Algorithm

Jump Game II Algorithm

You're at the start of an array. Each element tells you the maximum distance you can jump forward from that position. Find the minimum number of jumps to ...

28 Mar 2024

Jump Game II Algorithm

You're at the start of an array. Each element tells you the maximum distance you can jump forward from that position. Find the minimum number of jumps to reach the end.

The Problem

Given nums = [2, 3, 1, 1, 4], return 2.

Jump from index 0 to index 1 (value 3), then jump 3 steps to the last index.

You're guaranteed to be able to reach the end.

The Greedy Insight

Think of it like BFS on the array. Each "level" is the set of positions reachable with one more jump. You want to know how many levels it takes to reach the end.

Track three things:

  • jumps — the current jump count.
  • currentEnd — the farthest index reachable with the current number of jumps.
  • farthest — the farthest index reachable with one more jump.

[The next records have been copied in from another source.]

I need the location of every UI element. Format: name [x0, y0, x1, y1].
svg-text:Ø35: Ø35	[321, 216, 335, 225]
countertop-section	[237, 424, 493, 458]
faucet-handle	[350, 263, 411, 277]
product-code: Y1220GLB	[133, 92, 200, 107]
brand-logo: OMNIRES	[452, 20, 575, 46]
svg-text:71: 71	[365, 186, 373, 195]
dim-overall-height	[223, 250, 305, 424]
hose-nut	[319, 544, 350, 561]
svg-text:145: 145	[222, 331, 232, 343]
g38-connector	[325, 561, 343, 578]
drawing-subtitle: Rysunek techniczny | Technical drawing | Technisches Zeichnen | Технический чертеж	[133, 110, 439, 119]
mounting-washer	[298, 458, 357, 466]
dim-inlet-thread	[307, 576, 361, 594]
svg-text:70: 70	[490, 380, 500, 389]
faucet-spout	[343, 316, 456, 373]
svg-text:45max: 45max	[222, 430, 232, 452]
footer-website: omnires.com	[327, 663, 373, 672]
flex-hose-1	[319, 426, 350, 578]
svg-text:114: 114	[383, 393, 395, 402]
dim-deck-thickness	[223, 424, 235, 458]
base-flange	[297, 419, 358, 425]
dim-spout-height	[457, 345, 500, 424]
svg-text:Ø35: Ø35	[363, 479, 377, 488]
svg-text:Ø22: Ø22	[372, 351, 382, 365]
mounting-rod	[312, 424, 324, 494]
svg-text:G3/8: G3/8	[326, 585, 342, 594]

When you pass currentEnd, you must take another jump.

The Code

Javascript
function jump(nums) {
  let jumps = 0;
  let currentEnd = 0;
  let farthest = 0;

  for (let i = 0; i < nums.length - 1; i++) {
    farthest = Math.max(farthest, i + nums[i]);

    if (i === currentEnd) {
      jumps++;
      currentEnd = farthest;
    }
  }

  return jumps;
}

console.log(jump([2, 3, 1, 1, 4])); // 2
console.log(jump([2, 3, 0, 1, 4])); // 2

Walkthrough

nums = [2, 3, 1, 1, 4]

  • i=0: farthest = max(0, 0+2) = 2. i === currentEnd(0), so jump. jumps=1, currentEnd=2.
  • i=1: farthest = max(2, 1+3) = 4. Not at currentEnd yet.
  • i=2: farthest = max(4, 2+1) = 4. i === currentEnd(2), so jump. jumps=2, currentEnd=4.
  • i=3: already past the loop (we stop at nums.length - 1 = 3, but farthest >= last index).

Result: 2 jumps.

Complexity

  • Time: O(n) — single pass.
  • Space: O(1) — three variables.

The Trade-off

This greedy approach is optimal for the basic problem. But if each jump had different costs (not just counting jumps), you'd need dynamic programming or Dijkstra's algorithm to find the minimum-cost path.